Still, there were signs that Trump’s sway over the GOP had not entirely eroded.
Sen. Josh Hawley (R-Mo.), while voting to constrain Trump’s war powers, downplayed the break and reiterated multiple times that he supports the president.
“I don’t take any offense to that,” he said about Trump’s suggestion that he should not be reelected. “I think the president is great. I love the president. … I understand he’s ticked.”
And in a particularly stark demonstration of Trump’s continued sway over the House GOP, most Republicans in the chamber voted with him Thursday to sustain his veto of two bills they had allowed to pass unanimously just weeks before.
One bill benefited the Miccosukee Tribe of Florida, which opposed his administration’s attempt to build a vast migrant detention center in the Everglades. Another authorized a water project backed by Colorado politicians who have clashed with Trump, including Democratic Gov. Jared Polis and GOP Rep. Lauren Boebert.

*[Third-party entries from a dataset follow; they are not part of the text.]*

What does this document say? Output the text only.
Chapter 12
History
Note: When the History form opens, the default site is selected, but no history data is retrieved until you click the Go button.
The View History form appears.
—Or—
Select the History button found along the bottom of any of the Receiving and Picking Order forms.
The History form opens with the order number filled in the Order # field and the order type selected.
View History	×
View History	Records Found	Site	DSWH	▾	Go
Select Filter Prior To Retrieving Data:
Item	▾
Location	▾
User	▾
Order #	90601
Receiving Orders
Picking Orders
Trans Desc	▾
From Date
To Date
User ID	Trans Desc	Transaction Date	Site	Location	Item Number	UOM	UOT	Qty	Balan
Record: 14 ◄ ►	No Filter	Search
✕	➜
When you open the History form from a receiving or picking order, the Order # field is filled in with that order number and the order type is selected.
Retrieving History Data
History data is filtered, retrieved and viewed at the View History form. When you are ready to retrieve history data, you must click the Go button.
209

“I am disappointed to see the lack of leadership, the amount of people that will fold, that will cave, that will not take a stand,” Boebert said after the vote. “This had nothing to do with policy. … Folks are afraid of getting a mean tweet or attacked.”
Some House Republicans who opposed the veto override cited White House officials who circled the chamber as the votes unfolded. It was clear they were taking note of the defectors, one GOP lawmaker said. Trump going nuclear on the five Republican senators who had defied him earlier in the day helped convince others to not stick their neck out.
“It wasn’t worth it,” another House Republican said. “It’s not my bill.”
Still, 35 Republicans broke ranks with Trump on the Colorado project while 24 did so on the tribal bill. Two committee chairs voted to override both vetoes.
The signals here are decidedly mixed. Clearly, the overwhelming number of Republican Members continue to see loyalty to the President to be in their best interests. That so many voted against a bill that they had previously voted for rather than override his veto demonstrates that. Additionally, House Members voting for a bill that they and Trump know has zero chance of getting the 60 Senate votes required to pass it into law is comparatively safe.
Still, seeing Congress making even modest attempts to reclaim its war powers and reassert itself as a coequal branch of government is encouraging. With Trump’s popularity in decline and midterm elections coming in eleven months, this was perhaps inevitable. While Trump remains the most powerful party enforcer of any President in my lifetime, he is rapidly approaching lame duck status. It’s only natural that his copartisans start to look to their longer-term future.
It seems that certain Republicans had as their New Years Resolution to try to get reelected.
It’s noteworthy when former troll/gadfly House members like Lauren Boebert break ranks with the troll/gadfly in chief POTUS and cite their constituents and the Constitution as their reason to do so. Perhaps only mildly encouraging, but encouraging nonetheless.
@Charley in Cleveland: I think it’s pretty obvious women have the cajones these days when it comes to Stinky.
For all the talk about being manly man, I sure don’t see the evidence. MAGA Man wears more make up than I do.
Nixon should be rolling over in his grave so fast, he’s become an energy source.